Fue en ese sector de la ciudad, paralelo a las vías del tren, donde más enfermos se habían detectado. Y coincidió con la zona donde más cultivos de legionela se habían encontrado, una vez realizada una inspección a fondo de todas las instalaciones de aire acondicionado del casco urbano. Con todo, muchos aún desconfiaban de esa versión, y achacaban la plaga a las razones más peregrinas. Y otros estaban convencidos de que la bacteria se contraía con el contacto humano, y tomaron sus precauciones practicando una distancia social pionera.

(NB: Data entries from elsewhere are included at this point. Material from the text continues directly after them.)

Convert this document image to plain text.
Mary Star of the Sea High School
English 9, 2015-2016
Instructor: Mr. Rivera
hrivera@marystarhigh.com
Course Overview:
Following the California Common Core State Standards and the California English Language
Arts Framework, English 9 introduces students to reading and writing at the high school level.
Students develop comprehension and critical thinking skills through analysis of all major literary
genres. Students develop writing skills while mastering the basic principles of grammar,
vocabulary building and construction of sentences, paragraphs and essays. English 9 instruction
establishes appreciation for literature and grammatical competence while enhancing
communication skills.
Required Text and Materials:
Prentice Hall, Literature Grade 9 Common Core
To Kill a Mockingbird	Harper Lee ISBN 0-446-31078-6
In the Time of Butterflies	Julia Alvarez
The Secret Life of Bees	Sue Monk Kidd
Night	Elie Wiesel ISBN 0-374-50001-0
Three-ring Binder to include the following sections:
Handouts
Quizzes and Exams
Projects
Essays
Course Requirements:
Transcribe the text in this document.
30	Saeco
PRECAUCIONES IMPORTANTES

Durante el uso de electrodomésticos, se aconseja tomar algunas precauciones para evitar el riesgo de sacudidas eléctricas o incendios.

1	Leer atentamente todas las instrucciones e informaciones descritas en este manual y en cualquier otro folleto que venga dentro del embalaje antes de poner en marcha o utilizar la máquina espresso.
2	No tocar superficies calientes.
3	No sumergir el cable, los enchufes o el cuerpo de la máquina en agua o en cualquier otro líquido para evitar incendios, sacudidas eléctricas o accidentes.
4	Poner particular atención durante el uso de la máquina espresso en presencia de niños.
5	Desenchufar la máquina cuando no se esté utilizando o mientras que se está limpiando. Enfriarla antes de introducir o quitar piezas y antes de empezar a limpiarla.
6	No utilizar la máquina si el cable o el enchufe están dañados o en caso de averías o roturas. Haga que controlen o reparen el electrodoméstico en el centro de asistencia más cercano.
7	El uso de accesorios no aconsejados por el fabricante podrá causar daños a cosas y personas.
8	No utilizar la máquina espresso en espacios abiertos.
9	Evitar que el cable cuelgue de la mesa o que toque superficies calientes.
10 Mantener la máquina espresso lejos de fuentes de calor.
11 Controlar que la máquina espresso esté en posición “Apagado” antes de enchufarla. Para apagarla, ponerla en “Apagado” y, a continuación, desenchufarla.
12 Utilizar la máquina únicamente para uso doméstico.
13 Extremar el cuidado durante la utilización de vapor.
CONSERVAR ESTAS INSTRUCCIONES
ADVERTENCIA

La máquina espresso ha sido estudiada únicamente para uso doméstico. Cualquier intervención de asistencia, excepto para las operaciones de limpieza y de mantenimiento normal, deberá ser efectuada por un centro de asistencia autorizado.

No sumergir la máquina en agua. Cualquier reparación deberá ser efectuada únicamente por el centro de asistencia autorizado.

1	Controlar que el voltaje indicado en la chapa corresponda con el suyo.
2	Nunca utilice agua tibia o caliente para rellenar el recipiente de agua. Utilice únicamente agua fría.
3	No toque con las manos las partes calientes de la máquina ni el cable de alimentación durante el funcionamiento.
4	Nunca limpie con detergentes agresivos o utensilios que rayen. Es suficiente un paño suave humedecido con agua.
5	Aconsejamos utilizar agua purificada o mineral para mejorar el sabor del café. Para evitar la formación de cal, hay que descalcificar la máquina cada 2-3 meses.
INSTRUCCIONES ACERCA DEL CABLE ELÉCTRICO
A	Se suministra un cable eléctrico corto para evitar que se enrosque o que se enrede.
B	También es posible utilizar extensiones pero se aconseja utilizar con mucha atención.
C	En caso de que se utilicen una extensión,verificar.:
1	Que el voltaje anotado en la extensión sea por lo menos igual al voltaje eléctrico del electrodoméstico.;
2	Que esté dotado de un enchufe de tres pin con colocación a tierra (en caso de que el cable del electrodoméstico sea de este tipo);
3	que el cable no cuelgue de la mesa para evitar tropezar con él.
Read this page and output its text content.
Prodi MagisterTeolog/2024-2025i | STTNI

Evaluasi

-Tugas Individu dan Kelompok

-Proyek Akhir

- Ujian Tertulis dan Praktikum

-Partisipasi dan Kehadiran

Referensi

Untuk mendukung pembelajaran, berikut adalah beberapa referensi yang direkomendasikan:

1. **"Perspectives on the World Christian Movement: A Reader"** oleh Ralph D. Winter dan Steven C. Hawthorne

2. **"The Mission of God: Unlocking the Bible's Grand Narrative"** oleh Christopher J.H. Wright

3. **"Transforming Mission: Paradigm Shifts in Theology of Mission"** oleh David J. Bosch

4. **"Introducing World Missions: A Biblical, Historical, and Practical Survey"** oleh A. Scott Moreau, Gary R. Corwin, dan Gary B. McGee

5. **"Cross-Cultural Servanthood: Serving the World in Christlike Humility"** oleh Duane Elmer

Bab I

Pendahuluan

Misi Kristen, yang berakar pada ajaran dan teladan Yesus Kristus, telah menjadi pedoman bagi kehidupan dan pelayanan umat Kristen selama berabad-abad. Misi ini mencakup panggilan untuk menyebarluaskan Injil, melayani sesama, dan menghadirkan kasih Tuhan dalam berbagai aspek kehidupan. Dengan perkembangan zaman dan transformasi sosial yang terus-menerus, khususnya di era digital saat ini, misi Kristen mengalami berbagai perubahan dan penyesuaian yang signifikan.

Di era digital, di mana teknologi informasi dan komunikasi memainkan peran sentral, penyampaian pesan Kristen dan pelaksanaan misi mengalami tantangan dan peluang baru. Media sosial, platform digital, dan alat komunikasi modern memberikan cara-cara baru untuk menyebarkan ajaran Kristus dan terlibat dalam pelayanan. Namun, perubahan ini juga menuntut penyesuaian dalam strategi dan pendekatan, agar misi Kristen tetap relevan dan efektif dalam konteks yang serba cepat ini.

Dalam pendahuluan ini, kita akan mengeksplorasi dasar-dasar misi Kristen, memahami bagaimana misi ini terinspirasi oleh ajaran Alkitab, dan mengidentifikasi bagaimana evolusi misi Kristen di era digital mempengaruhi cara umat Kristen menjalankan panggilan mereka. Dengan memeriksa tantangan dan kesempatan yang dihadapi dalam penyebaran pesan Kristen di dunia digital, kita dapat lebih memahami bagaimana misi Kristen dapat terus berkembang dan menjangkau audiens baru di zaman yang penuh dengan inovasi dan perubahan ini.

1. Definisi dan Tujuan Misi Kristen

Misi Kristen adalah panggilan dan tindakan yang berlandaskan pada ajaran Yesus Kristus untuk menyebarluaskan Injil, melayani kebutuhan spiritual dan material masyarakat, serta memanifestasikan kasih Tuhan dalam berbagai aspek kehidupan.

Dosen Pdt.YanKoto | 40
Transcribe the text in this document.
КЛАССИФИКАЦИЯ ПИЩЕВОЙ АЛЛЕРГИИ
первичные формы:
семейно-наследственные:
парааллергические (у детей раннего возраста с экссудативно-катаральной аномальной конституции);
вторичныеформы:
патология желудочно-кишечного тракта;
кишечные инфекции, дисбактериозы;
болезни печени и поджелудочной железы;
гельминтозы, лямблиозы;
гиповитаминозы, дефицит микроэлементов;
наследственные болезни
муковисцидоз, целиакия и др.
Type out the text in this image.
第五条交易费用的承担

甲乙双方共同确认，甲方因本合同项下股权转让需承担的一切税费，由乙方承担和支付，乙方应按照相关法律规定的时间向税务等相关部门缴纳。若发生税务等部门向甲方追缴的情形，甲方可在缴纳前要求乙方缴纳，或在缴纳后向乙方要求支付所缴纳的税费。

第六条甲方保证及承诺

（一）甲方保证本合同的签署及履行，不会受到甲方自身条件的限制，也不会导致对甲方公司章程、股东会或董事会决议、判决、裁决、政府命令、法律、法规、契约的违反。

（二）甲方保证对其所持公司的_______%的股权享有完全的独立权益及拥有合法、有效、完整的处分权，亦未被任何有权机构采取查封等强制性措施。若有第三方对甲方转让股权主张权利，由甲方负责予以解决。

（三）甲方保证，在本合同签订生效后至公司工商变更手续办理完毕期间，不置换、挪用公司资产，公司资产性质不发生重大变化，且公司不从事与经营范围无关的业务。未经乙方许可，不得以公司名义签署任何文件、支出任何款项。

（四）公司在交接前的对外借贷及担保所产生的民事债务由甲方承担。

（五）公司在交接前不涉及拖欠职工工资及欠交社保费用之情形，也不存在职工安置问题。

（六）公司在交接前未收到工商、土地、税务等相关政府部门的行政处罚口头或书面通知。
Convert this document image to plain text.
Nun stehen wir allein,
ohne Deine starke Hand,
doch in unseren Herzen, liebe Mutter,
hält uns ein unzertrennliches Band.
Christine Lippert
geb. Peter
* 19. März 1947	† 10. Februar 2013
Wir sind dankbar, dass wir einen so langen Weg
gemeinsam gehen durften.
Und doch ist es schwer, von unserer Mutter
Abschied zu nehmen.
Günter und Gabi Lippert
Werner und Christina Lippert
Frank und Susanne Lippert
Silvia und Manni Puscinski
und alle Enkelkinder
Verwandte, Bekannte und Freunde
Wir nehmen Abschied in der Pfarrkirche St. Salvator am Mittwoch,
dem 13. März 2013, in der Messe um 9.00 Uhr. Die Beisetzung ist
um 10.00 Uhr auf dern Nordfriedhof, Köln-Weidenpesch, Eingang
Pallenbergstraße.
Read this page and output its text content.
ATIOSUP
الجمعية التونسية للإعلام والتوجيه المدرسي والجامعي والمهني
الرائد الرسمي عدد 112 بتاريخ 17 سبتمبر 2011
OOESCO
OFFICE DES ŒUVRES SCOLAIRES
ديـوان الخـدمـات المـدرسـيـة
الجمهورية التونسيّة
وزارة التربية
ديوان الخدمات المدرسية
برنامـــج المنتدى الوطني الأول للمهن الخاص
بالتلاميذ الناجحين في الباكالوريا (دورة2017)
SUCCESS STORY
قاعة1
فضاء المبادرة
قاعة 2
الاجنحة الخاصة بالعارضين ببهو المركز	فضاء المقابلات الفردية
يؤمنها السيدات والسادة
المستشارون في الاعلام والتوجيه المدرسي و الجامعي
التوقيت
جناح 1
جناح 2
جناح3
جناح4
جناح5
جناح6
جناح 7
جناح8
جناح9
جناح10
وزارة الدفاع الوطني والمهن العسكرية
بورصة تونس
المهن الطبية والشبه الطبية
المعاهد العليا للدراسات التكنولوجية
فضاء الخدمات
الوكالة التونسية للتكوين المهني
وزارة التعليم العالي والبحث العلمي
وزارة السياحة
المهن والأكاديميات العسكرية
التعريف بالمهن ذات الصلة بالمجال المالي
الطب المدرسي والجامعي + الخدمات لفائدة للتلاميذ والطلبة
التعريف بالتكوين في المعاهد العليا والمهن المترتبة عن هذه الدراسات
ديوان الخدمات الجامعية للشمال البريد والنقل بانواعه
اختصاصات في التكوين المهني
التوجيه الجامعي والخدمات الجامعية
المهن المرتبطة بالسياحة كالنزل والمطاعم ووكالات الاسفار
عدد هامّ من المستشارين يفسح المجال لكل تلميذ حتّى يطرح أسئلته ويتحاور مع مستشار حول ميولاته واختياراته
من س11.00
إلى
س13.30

Lo cierto es que estas cautelas y la limpieza de los depósitos de agua y de las torres infectadas surtieron efecto, y la curva de contagios fue poco a poco descendiendo hasta caer en picado a mediados de octubre. Fue en vísperas del puente de Todos los Santos cuando se dio por erradicado el brote y se divulgó el mapa de los focos principales del contagio, ubicados en las torres de refrigeración de la fábrica Roca y en un mercado de la calle Cánovas del Castillo, sobre todo. No faltaron, eso sí, las disputas políticas, técnicas y vecinales, porque no llegó a señalarse con exactitud el origen concreto de aquel 'coronavirus' complutense ni se aclararon por completo las responsabilidades por este malhadado suceso. 

Hasta muchos meses después no se difundió un informe definitivo sobre los daños exactos causados por la epidemia, que sirvió para marcar un antes y un después a la hora de tomarse más en serio este tipo de brotes en nuestro país, pues nunca se había conocido en España uno de esta envergadura. Incluso dio lugar a la promulgación de una normativa mucho más rigurosa para la limpieza de torres de refrigeración y los correspondientes protocolos de prevención.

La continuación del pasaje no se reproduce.